Indeed, while it's easy to look at the SG-1000's low sales and minute library relative to the Famicom and declare it a failure, clearly that wasn't the case; Sega remained in the hardware business for nearly 20 years. Had their initial foray into the hardware market been an abject failure, they surely wouldn't have stuck around for so long.
It's probably more accurate to view the SG-1000 as a would-be powerhouse dipping its toe in the water -- a tentative first step. The SG-1000 may have been built around a dated business model, and it may have lacked processing power (not to mention a decent joystick), but Sega took careful notes and iterated on the machine in quick succession. The SG-1000 was followed by the SC-3000, Sega's take on the Coleco Adam and MSX, and the SG-1000 II, which added support for an inexpensive card-based media format.
Eventually, this experimentation led to the Master System -- which, incidentally, bore the name Mark III in Japan, directly referencing its roots in the SG-1000. Despite featuring considerably more powerful hardware than its predecessor (more powerful than the Famicom, too), the Master System maintained a link to its heritage with its card slot, which was built to support SG-1000 II cards. While the Master System never managed to make significant headway against the Famicom, it represented the company's more serious determination to take control of the console market, an ambition that would come to fruition with the Genesis.

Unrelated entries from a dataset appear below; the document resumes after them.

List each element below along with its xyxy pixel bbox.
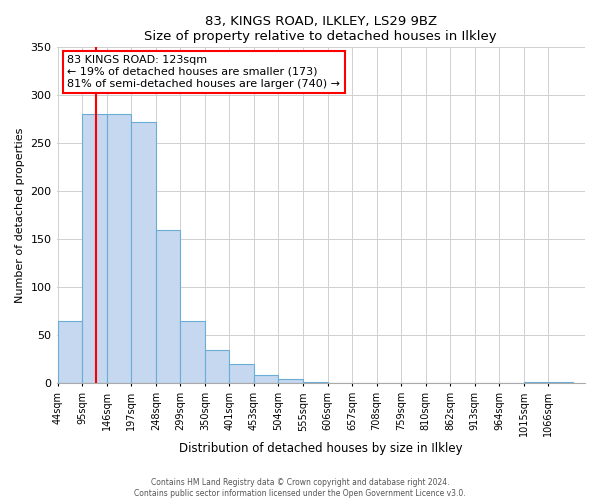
Bar bbox=[303, 382, 328, 384]
Bar bbox=[107, 114, 131, 384]
Text: Contains HM Land Registry data © Crown copyright and database right 2024.
Contai: Contains HM Land Registry data © Crown c… bbox=[134, 478, 466, 498]
Bar bbox=[82, 114, 107, 384]
Bar bbox=[58, 321, 82, 384]
Bar bbox=[229, 364, 254, 384]
X-axis label: Distribution of detached houses by size in Ilkley: Distribution of detached houses by size … bbox=[179, 442, 463, 455]
Bar bbox=[254, 375, 278, 384]
Text: 83 KINGS ROAD: 123sqm
← 19% of detached houses are smaller (173)
81% of semi-det: 83 KINGS ROAD: 123sqm ← 19% of detached … bbox=[67, 56, 340, 88]
Bar bbox=[205, 350, 229, 384]
Bar bbox=[548, 382, 573, 384]
Bar bbox=[278, 378, 303, 384]
Bar bbox=[524, 382, 548, 384]
Bar bbox=[181, 321, 205, 384]
Y-axis label: Number of detached properties: Number of detached properties bbox=[15, 128, 25, 303]
Title: 83, KINGS ROAD, ILKLEY, LS29 9BZ
Size of property relative to detached houses in: 83, KINGS ROAD, ILKLEY, LS29 9BZ Size of… bbox=[145, 15, 497, 43]
Bar bbox=[156, 230, 181, 384]
Bar bbox=[131, 122, 156, 384]
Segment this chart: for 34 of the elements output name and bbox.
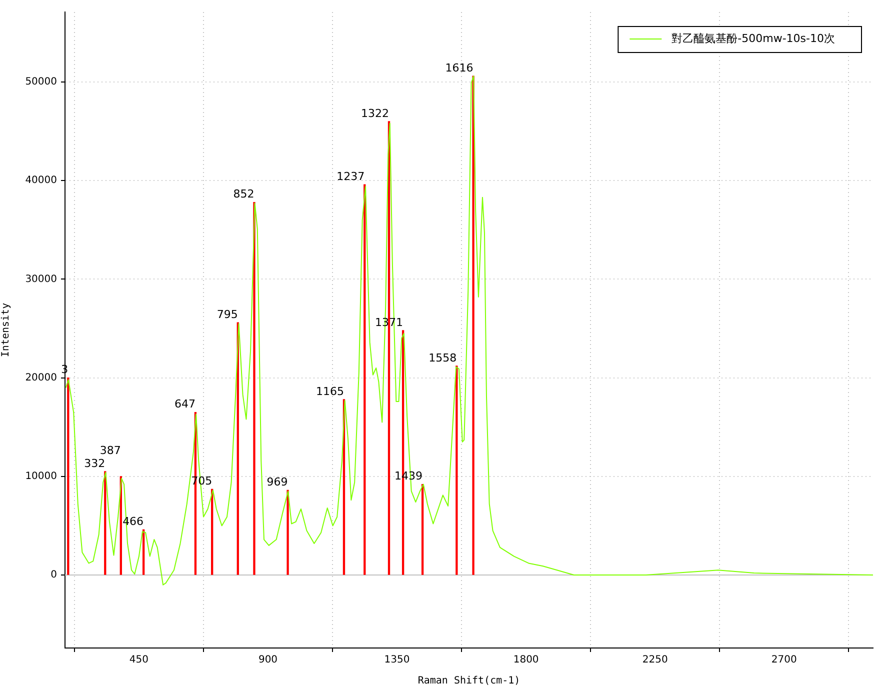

Were the SG-1000 the beginning and end of Sega's console dynasty, it would go down in history as yet another obscure failure from the chaotic early days of video gaming. Instead, it's something more important: An obscure not-quite-failure that gave Sega entrée into the soon-to-be-revitalized home games market. As a standalone machine in its own right, it offers little remarkable.
"It's really nothing but a historical curiosity now, as Sega's first game system," Kohler declares. But that's no bad thing. As the basis for a legacy that includes the likes of Phantasy Star, Sega Saturn, Sonic the Hedgehog, the Dreamcast and more, it's truly the germ of something wonderful.